Whilst expertise in mechanics, science and industrial processes can be acquired from books, the flora and fauna we depend on is so subtly and delicately interrelated that it’s best seen at least as much through generations of direct experience rather than solely classroom skills. Those who depend throughout their lifetimes on their own herding or hunting often rely on something which leans as much towards the instinctual as the learned.

The risks in losing this vast body of expertise should be obvious. In spite of endless predictions, no one knows what the world will look like in a century or two, and wiping out knowledge of animal agriculture, as well as the myriad breeds it has produced, is bound to limit severely the options open to our descendants. There are many parts of the world where herding is the only realistic means of human survival and millions rely on it. The dependence on camels in the Sahara, reindeer in north Eurasia, horses in Central Asia, llamas and alpacas in the Andes, and goats and sheep in many environments is well known. Areas where crop growing is impractical or impossible, particularly upland and arid regions, can support herding. Human life in vastly different climates can also depend on hunting, from tropical forests to the Kalahari to the Arctic, and of course more millions throughout the world rely on fish. Those who think that crops can replace these ways of life seem unaware of the reality in such places. As the climate changes, there may be many more zones in the future where humans can only survive if they live at least as much off animals as from plants.

Loita Hills, Kenya.

In spite of all this, ending animal agriculture is now vigorously promoted by the mainstream media. Paradoxically, this is especially noticeable in apparently progressive forums, and where the propaganda is heavily funded by corporations and foundations, including by Bill Gates. The UN and World Economic Forum support his dystopian dream and, as with most “good causes” nowadays, it’s inevitably presented as the key in fighting climate change. Studies, and especially headlines, are routinely trotted out to support that highly dubious claim, often funded by corporate interests or their foundations and repeating one-sided or massaged data which can seem convincing at first sight.

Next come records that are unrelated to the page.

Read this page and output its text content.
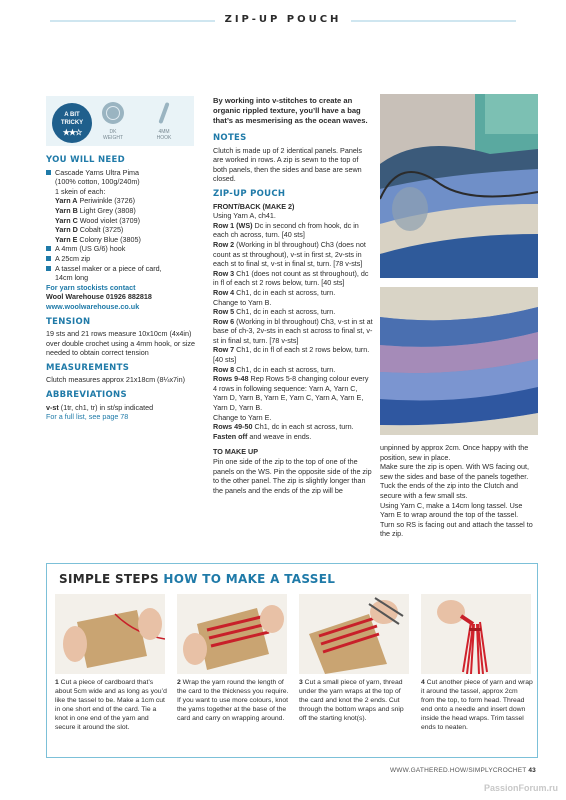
ZIP-UP POUCH
A BIT
TRICKY
★★☆	DK
WEIGHT
4MM
HOOK
YOU WILL NEED
Cascade Yarns Ultra Pima
(100% cotton, 100g/240m)
1 skein of each:
Yarn A Periwinkle (3726)
Yarn B Light Grey (3808)
Yarn C Wood violet (3709)
Yarn D Cobalt (3725)
Yarn E Colony Blue (3805)
A 4mm (US G/6) hook
A 25cm zip
A tassel maker or a piece of card,
14cm long
For yarn stockists contact
Wool Warehouse 01926 882818
www.woolwarehouse.co.uk
TENSION

19 sts and 21 rows measure 10x10cm (4x4in) over double crochet using a 4mm hook, or size needed to obtain correct tension

MEASUREMENTS

Clutch measures approx 21x18cm (8¼x7in)

ABBREVIATIONS

v-st (1tr, ch1, tr) in st/sp indicated

For a full list, see page 78

By working into v-stitches to create an organic rippled texture, you’ll have a bag that’s as mesmerising as the ocean waves.

NOTES

Clutch is made up of 2 identical panels. Panels are worked in rows. A zip is sewn to the top of both panels, then the sides and base are sewn closed.

ZIP-UP POUCH
FRONT/BACK (MAKE 2)

Using Yarn A, ch41.

Row 1 (WS) Dc in second ch from hook, dc in each ch across, turn. [40 sts]

Row 2 (Working in bl throughout) Ch3 (does not count as st throughout), v-st in first st, 2v-sts in each st to final st, v-st in final st, turn. [78 v-sts]

Row 3 Ch1 (does not count as st throughout), dc in fl of each st 2 rows below, turn. [40 sts]

Row 4 Ch1, dc in each st across, turn.

Change to Yarn B.

Row 5 Ch1, dc in each st across, turn.

Row 6 (Working in bl throughout) Ch3, v-st in st at base of ch-3, 2v-sts in each st across to final st, v-st in final st, turn. [78 v-sts]

Row 7 Ch1, dc in fl of each st 2 rows below, turn. [40 sts]

Row 8 Ch1, dc in each st across, turn.

Rows 9-48 Rep Rows 5-8 changing colour every 4 rows in following sequence: Yarn A, Yarn C, Yarn D, Yarn B, Yarn E, Yarn C, Yarn A, Yarn E, Yarn D, Yarn B.

Change to Yarn E.

Rows 49-50 Ch1, dc in each st across, turn.

Fasten off and weave in ends.

TO MAKE UP

Pin one side of the zip to the top of one of the panels on the WS. Pin the opposite side of the zip to the other panel. The zip is slightly longer than the panels and the ends of the zip will be

unpinned by approx 2cm. Once happy with the position, sew in place.

Make sure the zip is open. With WS facing out, sew the sides and base of the panels together. Tuck the ends of the zip into the Clutch and secure with a few small sts.

Using Yarn C, make a 14cm long tassel. Use Yarn E to wrap around the top of the tassel.

Turn so RS is facing out and attach the tassel to the zip.

SIMPLE STEPS HOW TO MAKE A TASSEL
1 Cut a piece of cardboard that’s about 5cm wide and as long as you’d like the tassel to be. Make a 1cm cut in one short end of the card. Tie a knot in one end of the yarn and secure it around the slot.
2 Wrap the yarn round the length of the card to the thickness you require. If you want to use more colours, knot the yarns together at the base of the card and carry on wrapping around.
3 Cut a small piece of yarn, thread under the yarn wraps at the top of the card and knot the 2 ends. Cut through the bottom wraps and snip off the starting knot(s).
4 Cut another piece of yarn and wrap it around the tassel, approx 2cm from the top, to form head. Thread end onto a needle and insert down inside the head wraps. Trim tassel ends to neaten.
WWW.GATHERED.HOW/SIMPLYCROCHET 43
PassionForum.ru
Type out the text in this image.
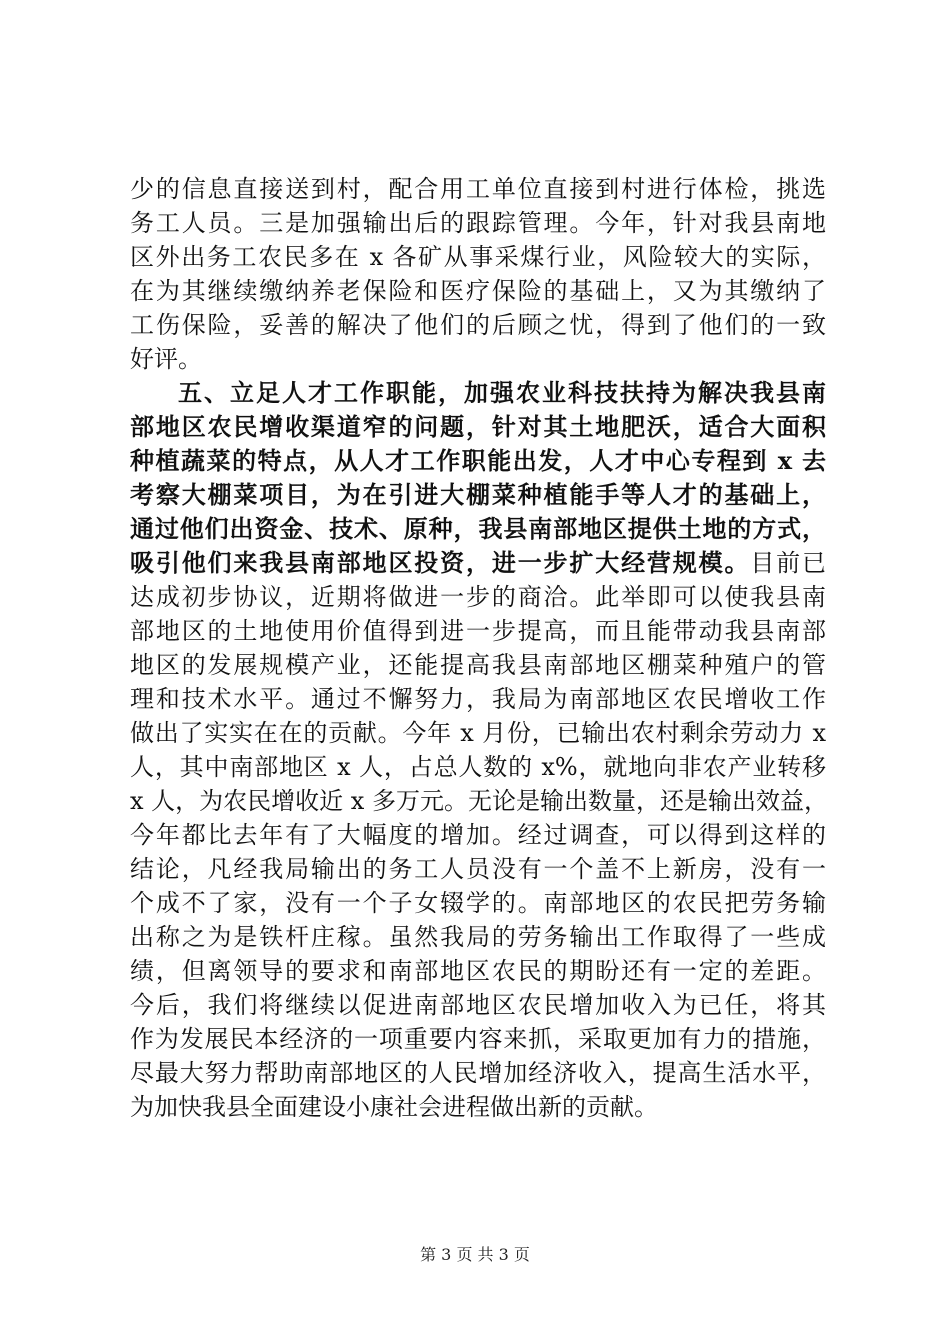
少的信息直接送到村，配合用工单位直接到村进行体检，挑选
务工人员。三是加强输出后的跟踪管理。今年，针对我县南地
区外出务工农民多在 x 各矿从事采煤行业，风险较大的实际，
在为其继续缴纳养老保险和医疗保险的基础上，又为其缴纳了
工伤保险，妥善的解决了他们的后顾之忧，得到了他们的一致
好评。
五、立足人才工作职能，加强农业科技扶持为解决我县南
部地区农民增收渠道窄的问题，针对其土地肥沃，适合大面积
种植蔬菜的特点，从人才工作职能出发，人才中心专程到 x 去
考察大棚菜项目，为在引进大棚菜种植能手等人才的基础上，
通过他们出资金、技术、原种，我县南部地区提供土地的方式，
吸引他们来我县南部地区投资，进一步扩大经营规模。目前已
达成初步协议，近期将做进一步的商洽。此举即可以使我县南
部地区的土地使用价值得到进一步提高，而且能带动我县南部
地区的发展规模产业，还能提高我县南部地区棚菜种殖户的管
理和技术水平。通过不懈努力，我局为南部地区农民增收工作
做出了实实在在的贡献。今年 x 月份，已输出农村剩余劳动力 x
人，其中南部地区 x 人，占总人数的 x%，就地向非农产业转移
x 人，为农民增收近 x 多万元。无论是输出数量，还是输出效益，
今年都比去年有了大幅度的增加。经过调查，可以得到这样的
结论，凡经我局输出的务工人员没有一个盖不上新房，没有一
个成不了家，没有一个子女辍学的。南部地区的农民把劳务输
出称之为是铁杆庄稼。虽然我局的劳务输出工作取得了一些成
绩，但离领导的要求和南部地区农民的期盼还有一定的差距。
今后，我们将继续以促进南部地区农民增加收入为已任，将其
作为发展民本经济的一项重要内容来抓，采取更加有力的措施，
尽最大努力帮助南部地区的人民增加经济收入，提高生活水平，
为加快我县全面建设小康社会进程做出新的贡献。
第 3 页 共 3 页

Lots of people, particularly the young, swallow all this as an article of faith, and embrace the notion that ending all animal agriculture is about compassion for animals, as well as fighting for climate. They rightly cite the undeniable horrors of massive industrialised agriculture but seem unaware or unconcerned that in much of the world animal agriculture is a very different thing indeed, practised on a much smaller-scale and in the hands of local people who have derived sustainable livelihoods from it for millennia, and all this with little or no reliance on polluting industry.

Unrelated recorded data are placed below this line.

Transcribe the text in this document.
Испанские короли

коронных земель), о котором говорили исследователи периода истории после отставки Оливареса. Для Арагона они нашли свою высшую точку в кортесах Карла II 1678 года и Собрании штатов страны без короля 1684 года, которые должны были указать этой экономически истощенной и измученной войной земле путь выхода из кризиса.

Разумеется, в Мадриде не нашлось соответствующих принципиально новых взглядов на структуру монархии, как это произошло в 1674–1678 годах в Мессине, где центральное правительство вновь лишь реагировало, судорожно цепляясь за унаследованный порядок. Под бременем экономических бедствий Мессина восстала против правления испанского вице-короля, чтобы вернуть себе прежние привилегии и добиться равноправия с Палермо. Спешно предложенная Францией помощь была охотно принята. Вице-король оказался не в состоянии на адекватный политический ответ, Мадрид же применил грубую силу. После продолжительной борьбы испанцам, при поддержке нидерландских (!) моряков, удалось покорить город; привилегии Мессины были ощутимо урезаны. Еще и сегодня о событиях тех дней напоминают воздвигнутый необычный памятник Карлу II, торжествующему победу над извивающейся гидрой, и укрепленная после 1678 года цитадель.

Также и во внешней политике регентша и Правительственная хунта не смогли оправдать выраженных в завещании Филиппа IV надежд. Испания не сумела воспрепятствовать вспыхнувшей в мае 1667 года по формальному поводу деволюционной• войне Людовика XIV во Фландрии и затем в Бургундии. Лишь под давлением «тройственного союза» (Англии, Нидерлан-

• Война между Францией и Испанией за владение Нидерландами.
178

Those local people are, luckily for all of us, the real key to why the end of animal agriculture is unlikely ever to be realised. However much the elites seek to manipulate people and agendas, human beings remain individuals with their own beliefs and dreams just as much as they are conditioned social creatures who can, sometimes all to easily, succumb to short-term fashion and peer pressure.

Even the most vigorous and violent attempts at imposing total control over any population inevitably fosters a resistance where, eventually, a plurality of belief and action is rekindled. Such human spirit, or whatever one calls it, proves time and again the overwhelming and resilient strength in human diversity.

Alps, Europe.

The key lesson of history is that there is no single right way to live and be, and there is nothing in history to suggest any single way of life is ever likely to dominate totally. That simple fact will save humankind from the dream of those who want to end all animal agriculture. It’s really a nightmare which points not towards an innocent and childish Garden of Eden of healthy plant-based diets and compassion for all creatures, but to the end of most human life. Indeed, that may well be what some campaigners seek. As 1980 Earth First! chants make clear, some fundamentalist environmentalists believe, “Billions are living that should be dead,” concluding with the whoop, “Fuck the human race.” Perhaps the original stimulus, a fear of and disgust with human sexual desire and reproduction, is not so far away.